Die Berliner agieren übersichtlicht, spielen druckvoll. So doll, daß der Schläger von Frank Hördler bei einem Schlagschuß bricht. Der Bann bricht auch. Im Nachfassen haut TJ Mulock die Scheibe ins Tor und verkürzt auf 1:2. Der Knoten ist geplatzt, so scheint es. Fortan vollführen die Eisbären einen wahren Tanz. Chance um Chance erspielen sich die Hausherren in der Hauptstadt. Der Dynamo glüht. 18 zum Teil hochkarätige Torschüsse bringen die Berliner aufs gegnerische Tor, das Scott Lankow hütet, der zum besten Mann auf dem Eis wird. Entweder rettet der Gästetorwart oder das Gehäuse. Es bleibt beim schmeichelhaften 2:1 aus Sicht der Pinguine.
Das zweite Drittel beginnt, wie das erste endet. Strafzeit gegen Krefeld, Milo muß büßen, und Überzahl der Berliner, doch ohne echtes Powerplay. Auch die Krefelder fanden wieder vors Tor von Elwing. Dann rappelt es in der Kiste. Julian Talbot, Verteidiger in der zweiten Reihe der Eisbären, trifft zum umjubelten Ausgleich (29.). Die Vorarbeit kam von Constantin Braun, der den Puck ins gegnerische Drittel brachte, und André Rankel.

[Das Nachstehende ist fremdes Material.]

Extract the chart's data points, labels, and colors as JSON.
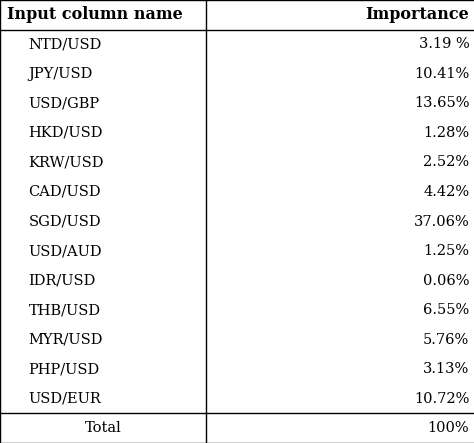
{
  "col1_header": "Input column name",
  "col2_header": "Importance",
  "rows": [
    [
      "NTD/USD",
      "3.19 %"
    ],
    [
      "JPY/USD",
      "10.41%"
    ],
    [
      "USD/GBP",
      "13.65%"
    ],
    [
      "HKD/USD",
      "1.28%"
    ],
    [
      "KRW/USD",
      "2.52%"
    ],
    [
      "CAD/USD",
      "4.42%"
    ],
    [
      "SGD/USD",
      "37.06%"
    ],
    [
      "USD/AUD",
      "1.25%"
    ],
    [
      "IDR/USD",
      "0.06%"
    ],
    [
      "THB/USD",
      "6.55%"
    ],
    [
      "MYR/USD",
      "5.76%"
    ],
    [
      "PHP/USD",
      "3.13%"
    ],
    [
      "USD/EUR",
      "10.72%"
    ]
  ],
  "footer_col1": "Total",
  "footer_col2": "100%",
  "bg_color": "#ffffff",
  "header_fontsize": 11.5,
  "cell_fontsize": 10.5,
  "footer_fontsize": 10.5,
  "line_color": "#000000",
  "text_color": "#000000",
  "col_split": 0.435
}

Dann ein Schubser von Patrick Klöpper, der wegen unkorrekten Körpereinsatzes zwei Strafminuten erhält, und die Eisbären spielen wieder in Überzahl. Keine Chance, kein Treffer und Krefeld ist wieder komplett. Enlastungsangriffe kann man das nicht wirklich nennen, was die Gäste anbieten. Wenn geschossen wird, dann eher aus der zweiten Reihe. Am Ende muß mit Mads Christensen der erste Berliner vom Eis. Das werden die einzigen Strafminuten der Eisbären bleiben. Beim 2:2 bleibt es auch bis zur zweiten Pause.
Bei Bier und Brause sind sich die meisten Betrachter einige, daß das nur noch eine Frage der Zeit sei, bis die Führung für die Berliner fällt. Richtig, TJ Mullock, der in dieser Saison weiterhin meisterlich spielt, trifft zum zweiten Mal (43.). Christian Ehrhoff treibt die Pinguine unermüdlich an und plötzlich zappelt der Puck erneut im Kasten der Berliner (51.). Die Schiedsrichter ziehen sich zum Fernseher zurück. Das Video beweist: kein gültiger Treffer wegen Torraumabseits. Die Proteste der Gäste kommen vor allem von der Krefelder Bank, brechen sich aber auf dem Eis Bann und Boris Blank trifft zum Ausgleich (56). Die letzten Minuten mühen sich alle Männer redlich. Allerdings bleibt es nach der regulären Spielzeit beim 3:3. Overtime.
Die Eisbären vergeben in der fünfminütige Verlängerung sehr gute Chancen. Darin Olver trifft in seinem ersten Saisonspiel fünf Meter vor dem Kasten das leere Tor nicht (62.). Sekunden vor Schluß beißt Francois Methot zu, staubt einen Abpraller von Ewing ab. Von wegen Zwergpinguine! Krefeld gewinnt mit 4:3 nicht unverdient beim Deutschen Meister, der noch nicht in der Spur ist.